O estranho chegou, se sentou na varanda da minha avó e morreu (Ilustra gerada por IA Microsoft/Designer)
Eu tinha nove anos e estava “escondido” na goiabeira que tinha no terreno do outro lado da rua da casa da minha avó. Eu quebrei, sem querer, o vidro da cristaleira quando joguei uma bolinha de gude para espantar o gato. Foi um castigo.
Para proteger a minha integridade física, e apesar do medo que senti, não me mexi quando vi um homem alto, muito magro, usando um terno preto, chapéu igualmente preto, descer a rua com dificuldade, meio que cambaleando, parar na porta da casa da vovó.
Ele bateu palmas e quando ela veio atender, o homem tirou o chapéu e, com uma voz fraca, pediu um copo d’água.
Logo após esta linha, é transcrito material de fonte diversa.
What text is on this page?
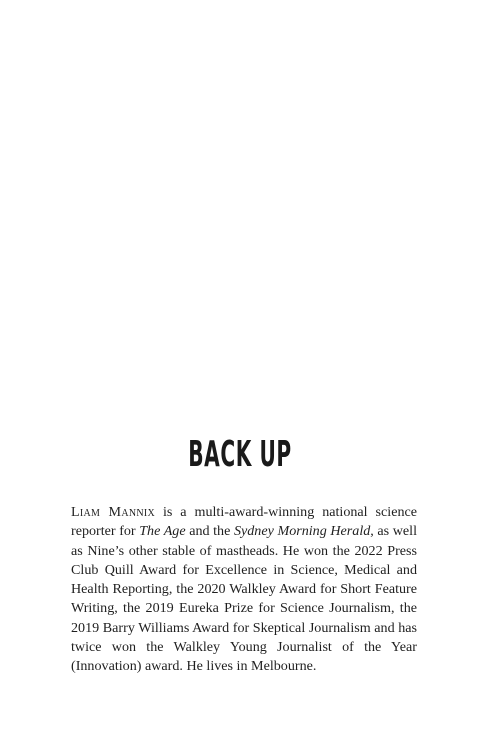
BACK UP

Liam Mannix is a multi-award-winning national science reporter for The Age and the Sydney Morning Herald, as well as Nine’s other stable of mastheads. He won the 2022 Press Club Quill Award for Excellence in Science, Medical and Health Reporting, the 2020 Walkley Award for Short Feature Writing, the 2019 Eureka Prize for Science Journalism, the 2019 Barry Williams Award for Skeptical Journalism and has twice won the Walkley Young Journalist of the Year (Innovation) award. He lives in Melbourne.
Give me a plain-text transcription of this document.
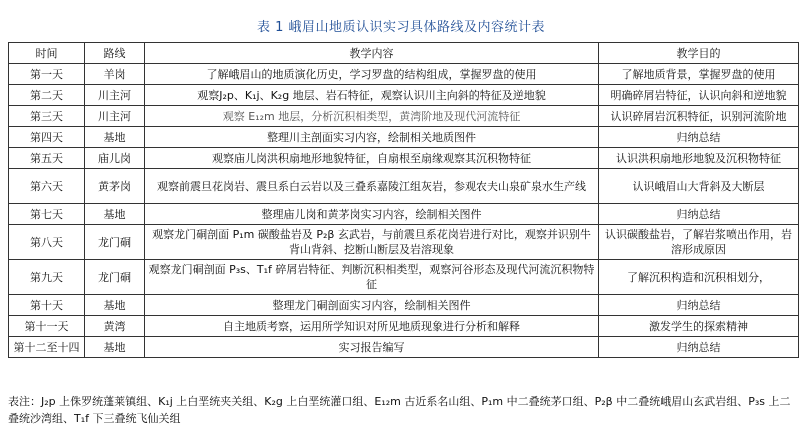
表 1 峨眉山地质认识实习具体路线及内容统计表
时间	路线	教学内容	教学目的
第一天	羊岗	了解峨眉山的地质演化历史，学习罗盘的结构组成，掌握罗盘的使用	了解地质背景，掌握罗盘的使用
第二天	川主河	观察J₂p、K₁j、K₂g 地层、岩石特征，观察认识川主向斜的特征及逆地貌	明确碎屑岩特征，认识向斜和逆地貌
第三天	川主河	观察 E₁₂m 地层，分析沉积相类型，黄湾阶地及现代河流特征	认识碎屑岩沉积特征，识别河流阶地
第四天	基地	整理川主剖面实习内容，绘制相关地质图件	归纳总结
第五天	庙儿岗	观察庙儿岗洪积扇地形地貌特征，自扇根至扇缘观察其沉积物特征	认识洪积扇地形地貌及沉积物特征
第六天	黄茅岗	观察前震旦花岗岩、震旦系白云岩以及三叠系嘉陵江组灰岩，参观农夫山泉矿泉水生产线	认识峨眉山大背斜及大断层
第七天	基地	整理庙儿岗和黄茅岗实习内容，绘制相关图件	归纳总结
第八天	龙门硐	观察龙门硐剖面 P₁m 碳酸盐岩及 P₂β 玄武岩，与前震旦系花岗岩进行对比，观察并识别牛背山背斜、挖断山断层及岩溶现象	认识碳酸盐岩，了解岩浆喷出作用，岩溶形成原因
第九天	龙门硐	观察龙门硐剖面 P₃s、T₁f 碎屑岩特征、判断沉积相类型，观察河谷形态及现代河流沉积物特征	了解沉积构造和沉积相划分，
第十天	基地	整理龙门硐剖面实习内容，绘制相关图件	归纳总结
第十一天	黄湾	自主地质考察，运用所学知识对所见地质现象进行分析和解释	激发学生的探索精神
第十二至十四	基地	实习报告编写	归纳总结
表注：J₂p 上侏罗统蓬莱镇组、K₁j 上白垩统夹关组、K₂g 上白垩统灌口组、E₁₂m 古近系名山组、P₁m 中二叠统茅口组、P₂β 中二叠统峨眉山玄武岩组、P₃s 上二叠统沙湾组、T₁f 下三叠统飞仙关组
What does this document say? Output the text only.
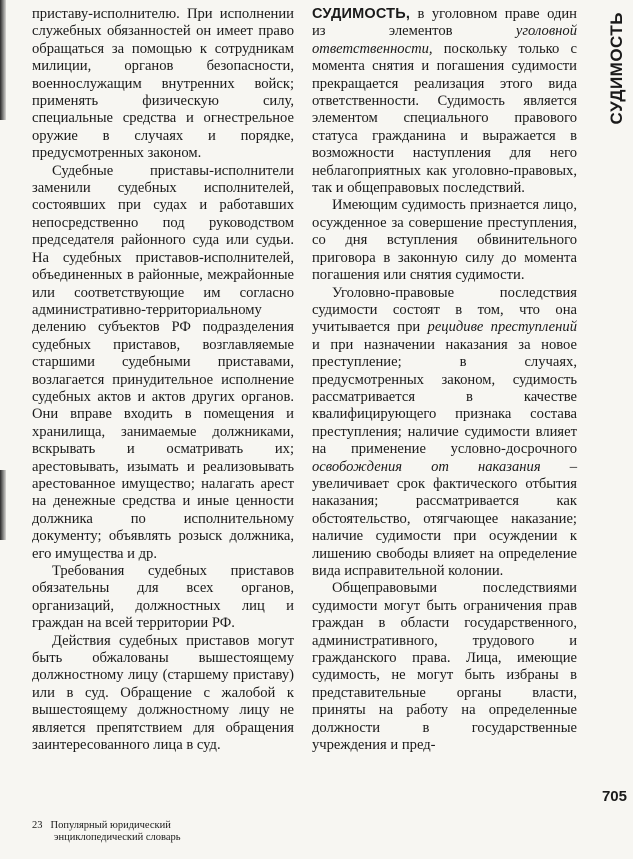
приставу-исполнителю. При исполнении служебных обязанностей он имеет право обращаться за помощью к сотрудникам милиции, органов безопасности, военнослужащим внутренних войск; применять физическую силу, специальные средства и огнестрельное оружие в случаях и порядке, предусмотренных законом.

Судебные приставы-исполнители заменили судебных исполнителей, состоявших при судах и работавших непосредственно под руководством председателя районного суда или судьи. На судебных приставов-исполнителей, объединенных в районные, межрайонные или соответствующие им согласно административно-территориальному делению субъектов РФ подразделения судебных приставов, возглавляемые старшими судебными приставами, возлагается принудительное исполнение судебных актов и актов других органов. Они вправе входить в помещения и хранилища, занимаемые должниками, вскрывать и осматривать их; арестовывать, изымать и реализовывать арестованное имущество; налагать арест на денежные средства и иные ценности должника по исполнительному документу; объявлять розыск должника, его имущества и др.

Требования судебных приставов обязательны для всех органов, организаций, должностных лиц и граждан на всей территории РФ.

Действия судебных приставов могут быть обжалованы вышестоящему должностному лицу (старшему приставу) или в суд. Обращение с жалобой к вышестоящему должностному лицу не является препятствием для обращения заинтересованного лица в суд.

СУДИМОСТЬ, в уголовном праве один из элементов уголовной ответственности, поскольку только с момента снятия и погашения судимости прекращается реализация этого вида ответственности. Судимость является элементом специального правового статуса гражданина и выражается в возможности наступления для него неблагоприятных как уголовно-правовых, так и общеправовых последствий.

Имеющим судимость признается лицо, осужденное за совершение преступления, со дня вступления обвинительного приговора в законную силу до момента погашения или снятия судимости.

Уголовно-правовые последствия судимости состоят в том, что она учитывается при рецидиве преступлений и при назначении наказания за новое преступление; в случаях, предусмотренных законом, судимость рассматривается в качестве квалифицирующего признака состава преступления; наличие судимости влияет на применение условно-досрочного освобождения от наказания – увеличивает срок фактического отбытия наказания; рассматривается как обстоятельство, отягчающее наказание; наличие судимости при осуждении к лишению свободы влияет на определение вида исправительной колонии.

Общеправовыми последствиями судимости могут быть ограничения прав граждан в области государственного, административного, трудового и гражданского права. Лица, имеющие судимость, не могут быть избраны в представительные органы власти, приняты на работу на определенные должности в государственные учреждения и пред-

СУДИМОСТЬ
705
23 Популярный юридический
энциклопедический словарь
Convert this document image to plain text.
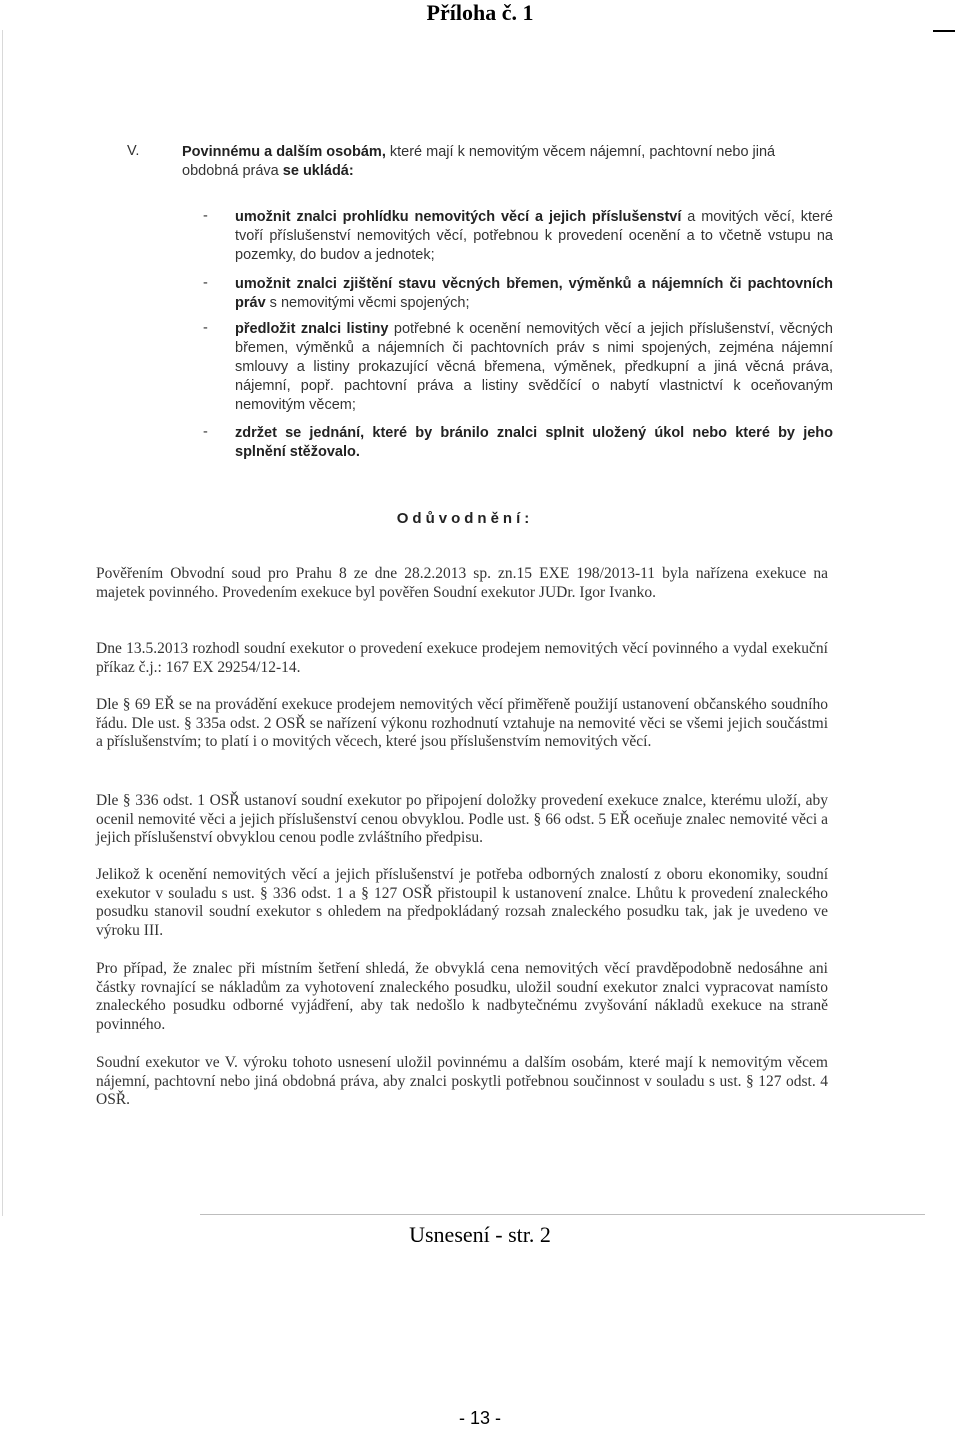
Příloha č. 1
V.	Povinnému a dalším osobám, které mají k nemovitým věcem nájemní, pachtovní nebo jiná obdobná práva se ukládá:
- umožnit znalci prohlídku nemovitých věcí a jejich příslušenství a movitých věcí, které tvoří příslušenství nemovitých věcí, potřebnou k provedení ocenění a to včetně vstupu na pozemky, do budov a jednotek;
- umožnit znalci zjištění stavu věcných břemen, výměnků a nájemních či pachtovních práv s nemovitými věcmi spojených;
- předložit znalci listiny potřebné k ocenění nemovitých věcí a jejich příslušenství, věcných břemen, výměnků a nájemních či pachtovních práv s nimi spojených, zejména nájemní smlouvy a listiny prokazující věcná břemena, výměnek, předkupní a jiná věcná práva, nájemní, popř. pachtovní práva a listiny svědčící o nabytí vlastnictví k oceňovaným nemovitým věcem;
- zdržet se jednání, které by bránilo znalci splnit uložený úkol nebo které by jeho splnění stěžovalo.
Odůvodnění:
Pověřením Obvodní soud pro Prahu 8 ze dne 28.2.2013 sp. zn.15 EXE 198/2013-11 byla nařízena exekuce na majetek povinného. Provedením exekuce byl pověřen Soudní exekutor JUDr. Igor Ivanko.
Dne 13.5.2013 rozhodl soudní exekutor o provedení exekuce prodejem nemovitých věcí povinného a vydal exekuční příkaz č.j.: 167 EX 29254/12-14.
Dle § 69 EŘ se na provádění exekuce prodejem nemovitých věcí přiměřeně použijí ustanovení občanského soudního řádu. Dle ust. § 335a odst. 2 OSŘ se nařízení výkonu rozhodnutí vztahuje na nemovité věci se všemi jejich součástmi a příslušenstvím; to platí i o movitých věcech, které jsou příslušenstvím nemovitých věcí.
Dle § 336 odst. 1 OSŘ ustanoví soudní exekutor po připojení doložky provedení exekuce znalce, kterému uloží, aby ocenil nemovité věci a jejich příslušenství cenou obvyklou. Podle ust. § 66 odst. 5 EŘ oceňuje znalec nemovité věci a jejich příslušenství obvyklou cenou podle zvláštního předpisu.
Jelikož k ocenění nemovitých věcí a jejich příslušenství je potřeba odborných znalostí z oboru ekonomiky, soudní exekutor v souladu s ust. § 336 odst. 1 a § 127 OSŘ přistoupil k ustanovení znalce. Lhůtu k provedení znaleckého posudku stanovil soudní exekutor s ohledem na předpokládaný rozsah znaleckého posudku tak, jak je uvedeno ve výroku III.
Pro případ, že znalec při místním šetření shledá, že obvyklá cena nemovitých věcí pravděpodobně nedosáhne ani částky rovnající se nákladům za vyhotovení znaleckého posudku, uložil soudní exekutor znalci vypracovat namísto znaleckého posudku odborné vyjádření, aby tak nedošlo k nadbytečnému zvyšování nákladů exekuce na straně povinného.
Soudní exekutor ve V. výroku tohoto usnesení uložil povinnému a dalším osobám, které mají k nemovitým věcem nájemní, pachtovní nebo jiná obdobná práva, aby znalci poskytli potřebnou součinnost v souladu s ust. § 127 odst. 4 OSŘ.
Usnesení - str. 2
- 13 -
A minha vó deve ter se compungido com a situação do homem, pois mandou que ele saísse do sol e se sentasse no banco do alpendre, enquanto ela ia buscar a água.
Vi o homem passar pelo portãozinho, sentar no banco, se abanando com o chapéu. Depois recolocou o chapéu e se recostou no banco, baixando a cabeça. Pouco depois chegou minha avó trazendo o copo d’água em um pires. Ela falou alguma coisa e o homem não se mexeu.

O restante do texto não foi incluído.